Uzatılan mikrofonlar konusunda küçük bir tecrübemi paylaşayım; istanbulda denk gelmişti ortaköyde oturuyoduk sahilde taşın üstünde. Bir kameraman ve elinde mikrofonlu bir abla insanlara şöyle bir önce bakıp sonra gidip röportaj yapmak ister misiniz minvalinde soru soruyordu. Aklı başında, konuşması düzgün bir çok kişi kibarca teşekkür edip uzaklaşıyordu. Sonra bunlar çekilip insanları süzüyorlardı. Benim anladığım, laiklik elden gidiyaah modunda insan arıyorlardı. Bir kaç kişi düzgün konuşunca onlara teşekkür edip kısa kesiyorlardı.
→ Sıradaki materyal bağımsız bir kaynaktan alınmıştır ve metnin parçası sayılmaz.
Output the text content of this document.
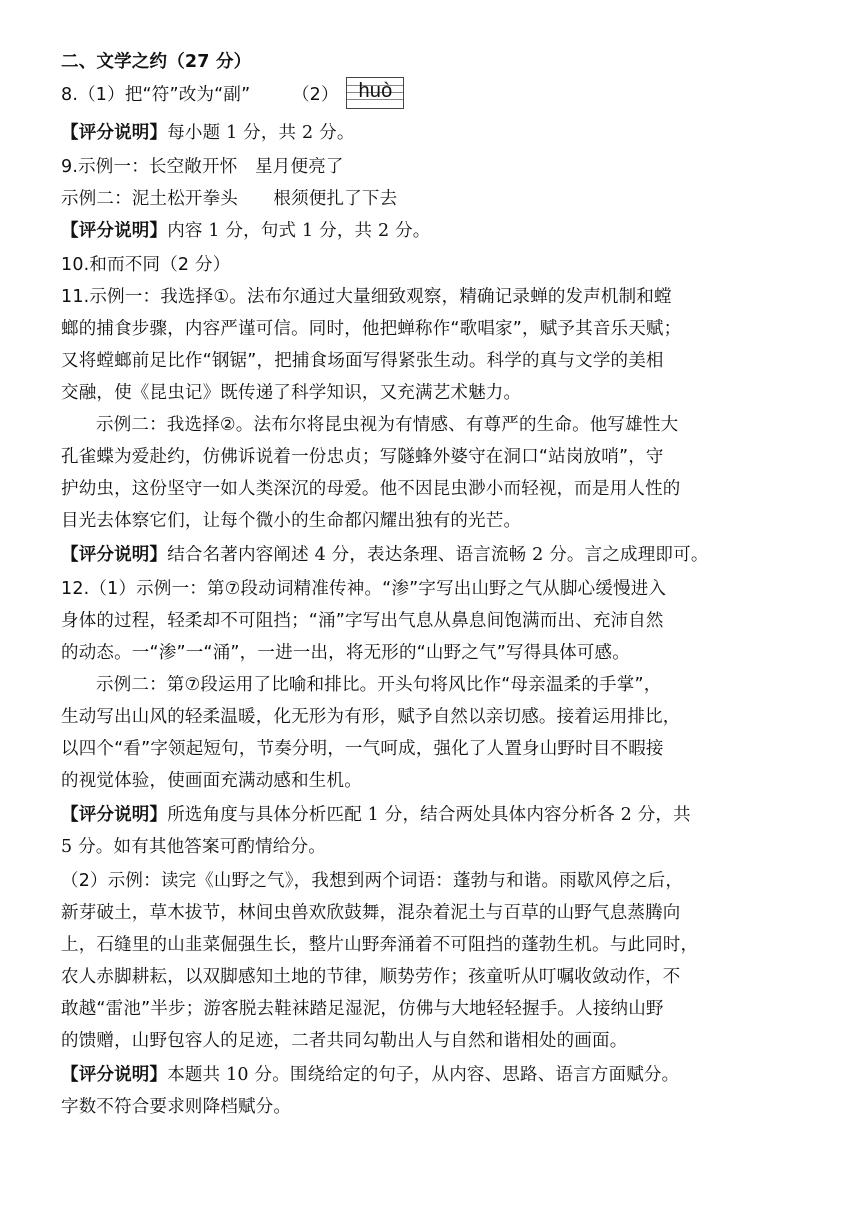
二、文学之约（27 分）
8.（1）把“符”改为“副” （2） huò
【评分说明】每小题 1 分，共 2 分。
9.示例一：长空敞开怀　星月便亮了
示例二：泥土松开拳头　　根须便扎了下去
【评分说明】内容 1 分，句式 1 分，共 2 分。
10.和而不同（2 分）
11.示例一：我选择①。法布尔通过大量细致观察，精确记录蝉的发声机制和螳
螂的捕食步骤，内容严谨可信。同时，他把蝉称作“歌唱家”，赋予其音乐天赋；
又将螳螂前足比作“钢锯”，把捕食场面写得紧张生动。科学的真与文学的美相
交融，使《昆虫记》既传递了科学知识，又充满艺术魅力。
示例二：我选择②。法布尔将昆虫视为有情感、有尊严的生命。他写雄性大
孔雀蝶为爱赴约，仿佛诉说着一份忠贞；写隧蜂外婆守在洞口“站岗放哨”，守
护幼虫，这份坚守一如人类深沉的母爱。他不因昆虫渺小而轻视，而是用人性的
目光去体察它们，让每个微小的生命都闪耀出独有的光芒。
【评分说明】结合名著内容阐述 4 分，表达条理、语言流畅 2 分。言之成理即可。
12.（1）示例一：第⑦段动词精准传神。“渗”字写出山野之气从脚心缓慢进入
身体的过程，轻柔却不可阻挡；“涌”字写出气息从鼻息间饱满而出、充沛自然
的动态。一“渗”一“涌”，一进一出，将无形的“山野之气”写得具体可感。
示例二：第⑦段运用了比喻和排比。开头句将风比作“母亲温柔的手掌”，
生动写出山风的轻柔温暖，化无形为有形，赋予自然以亲切感。接着运用排比，
以四个“看”字领起短句，节奏分明，一气呵成，强化了人置身山野时目不暇接
的视觉体验，使画面充满动感和生机。
【评分说明】所选角度与具体分析匹配 1 分，结合两处具体内容分析各 2 分，共
5 分。如有其他答案可酌情给分。
（2）示例：读完《山野之气》，我想到两个词语：蓬勃与和谐。雨歇风停之后，
新芽破土，草木拔节，林间虫兽欢欣鼓舞，混杂着泥土与百草的山野气息蒸腾向
上，石缝里的山韭菜倔强生长，整片山野奔涌着不可阻挡的蓬勃生机。与此同时，
农人赤脚耕耘，以双脚感知土地的节律，顺势劳作；孩童听从叮嘱收敛动作，不
敢越“雷池”半步；游客脱去鞋袜踏足湿泥，仿佛与大地轻轻握手。人接纳山野
的馈赠，山野包容人的足迹，二者共同勾勒出人与自然和谐相处的画面。
【评分说明】本题共 10 分。围绕给定的句子，从内容、思路、语言方面赋分。
字数不符合要求则降档赋分。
Velhasıl ben bu sokak röportajlarından memleketin hali çıkarımlarına karşı o gün bu gündür mesafeliyim.
Doğrulama yanlılığı ya da teyit yanlılığı diye bir önyargı türü var. Kişilerin kendi inançlarını, düşüncelerini ve varsayımlarını destekleyen ya da teyit eden bilgileri kayırma, dikkate alma ve öne çıkarma eğilimidir diye geçiyor tanımı. Yani biz ülkemiz insanı zaten böyle böyledir diye bir ön yargıya sahipsek (bu yandaysak) karşımıza 3 tane röportaj çıkınca deriz ki haah işte memleketin hali.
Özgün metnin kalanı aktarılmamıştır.